L’analyste est resté prudent sur le lien exact entre la récente audience de la présidente du Conseil constitutionnel et cet article, mais il considère que le président Faye a marqué un point décisif en désavouant publiquement et de manière inattendue son Premier ministre. Il interprète les précédentes déclarations de Sonko sur le « Parti-État » comme une attaque voilée contre le président. La réaction immédiate de Diomaye Faye, consistant à nommer Aminata Touré à la tête de sa coalition sans passer par un décret officiel, est analysée par M. Diallo comme une manœuvre politique stratégique, qui a visiblement mis Sonko dans une position délicate, le poussant à un silence surprenant.
L’analyste dénonce également le « congé » auto-déclaré par Sonko pour justifier son absence au Conseil des ministres, qualifiant cet acte d’« abandon de poste », et rappelant que seul le président, en tant qu’autorité hiérarchique, est habilité à accorder un congé. La contradiction entre cette absence officielle et sa participation simultanée à un meeting politique et à une partie de football est perçue comme une provocation directe envers l’exécutif. Pour M. Diallo, le rôle de Premier ministre exige une loyauté sans faille envers le Président, qualité que Sonko ne semble pas posséder. Il juge que Sonko serait davantage à sa place à l’Assemblée nationale qu’à la tête du gouvernement.

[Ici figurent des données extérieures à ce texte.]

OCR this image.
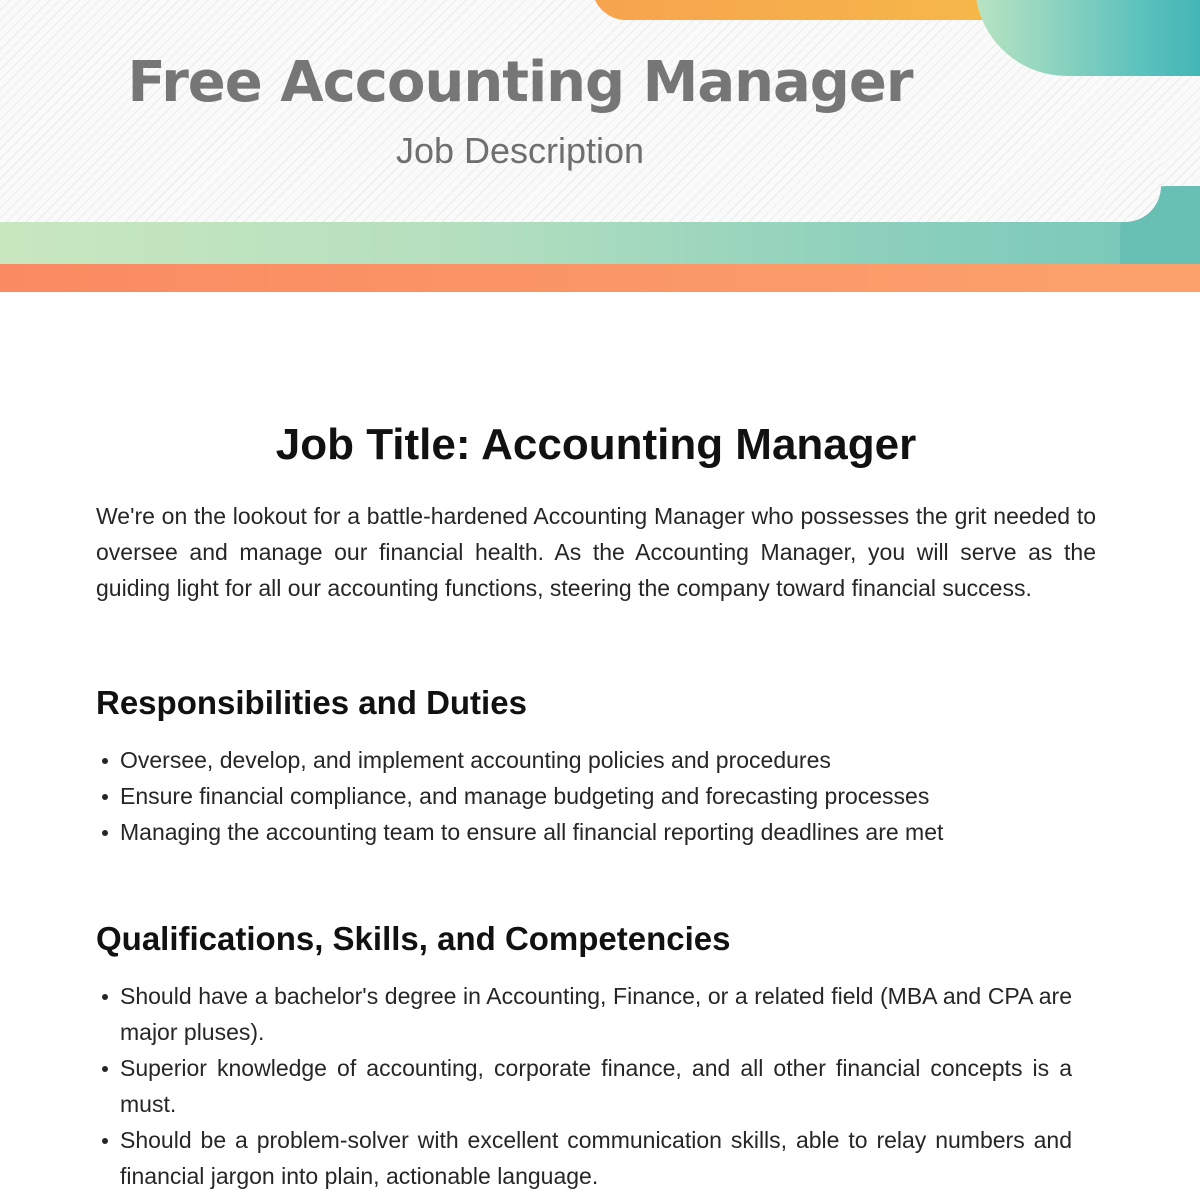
Free Accounting Manager
Job Description
Job Title: Accounting Manager

We're on the lookout for a battle-hardened Accounting Manager who possesses the grit needed to oversee and manage our financial health. As the Accounting Manager, you will serve as the guiding light for all our accounting functions, steering the company toward financial success.

Responsibilities and Duties
Oversee, develop, and implement accounting policies and procedures
Ensure financial compliance, and manage budgeting and forecasting processes
Managing the accounting team to ensure all financial reporting deadlines are met
Qualifications, Skills, and Competencies
Should have a bachelor's degree in Accounting, Finance, or a related field (MBA and CPA are major pluses).
Superior knowledge of accounting, corporate finance, and all other financial concepts is a must.
Should be a problem-solver with excellent communication skills, able to relay numbers and financial jargon into plain, actionable language.
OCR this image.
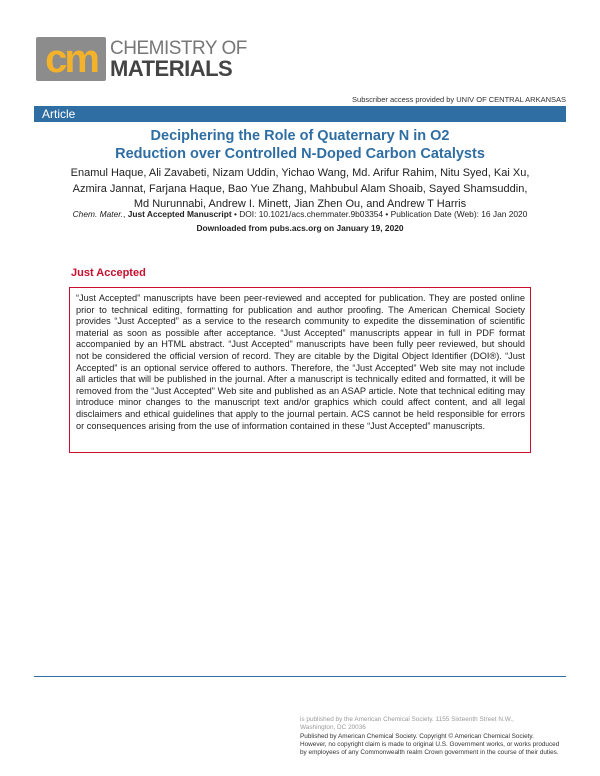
cm CHEMISTRY OF
MATERIALS
Subscriber access provided by UNIV OF CENTRAL ARKANSAS
Article
Deciphering the Role of Quaternary N in O2
Reduction over Controlled N-Doped Carbon Catalysts
Enamul Haque, Ali Zavabeti, Nizam Uddin, Yichao Wang, Md. Arifur Rahim, Nitu Syed, Kai Xu, Azmira Jannat, Farjana Haque, Bao Yue Zhang, Mahbubul Alam Shoaib, Sayed Shamsuddin, Md Nurunnabi, Andrew I. Minett, Jian Zhen Ou, and Andrew T Harris
Chem. Mater., Just Accepted Manuscript • DOI: 10.1021/acs.chemmater.9b03354 • Publication Date (Web): 16 Jan 2020
Downloaded from pubs.acs.org on January 19, 2020
Just Accepted
“Just Accepted” manuscripts have been peer-reviewed and accepted for publication. They are posted online prior to technical editing, formatting for publication and author proofing. The American Chemical Society provides “Just Accepted” as a service to the research community to expedite the dissemination of scientific material as soon as possible after acceptance. “Just Accepted” manuscripts appear in full in PDF format accompanied by an HTML abstract. “Just Accepted” manuscripts have been fully peer reviewed, but should not be considered the official version of record. They are citable by the Digital Object Identifier (DOI®). “Just Accepted” is an optional service offered to authors. Therefore, the “Just Accepted” Web site may not include all articles that will be published in the journal. After a manuscript is technically edited and formatted, it will be removed from the “Just Accepted” Web site and published as an ASAP article. Note that technical editing may introduce minor changes to the manuscript text and/or graphics which could affect content, and all legal disclaimers and ethical guidelines that apply to the journal pertain. ACS cannot be held responsible for errors or consequences arising from the use of information contained in these “Just Accepted” manuscripts.
is published by the American Chemical Society. 1155 Sixteenth Street N.W., Washington, DC 20036
Published by American Chemical Society. Copyright © American Chemical Society. However, no copyright claim is made to original U.S. Government works, or works produced by employees of any Commonwealth realm Crown government in the course of their duties.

Au-delà des enjeux politiques, Youssou Diallo dresse un bilan économique sévère. Selon lui, le duo Faye-Sonko est arrivé au pouvoir sans une maîtrise suffisante de la situation économique nationale. Les déclarations jugées intempestives du Premier ministre, notamment sur une « dette cachée » et sur une baisse imminente des prix du carburant et de l’électricité, auraient, selon l’analyste, saboté les négociations avec le FMI et contribué à la dégradation de la note souveraine du pays. Pour M. Diallo, Ousmane Sonko représente « l’un des plus grands problèmes institutionnels et économiques du Sénégal » et sa démission permettrait, selon lui, une amélioration immédiate de la confiance des marchés. Il alerte également sur l’augmentation « alarmante » du niveau d’imposition, critiquée par le FMI, qui, selon lui, freine la reprise économique du pays.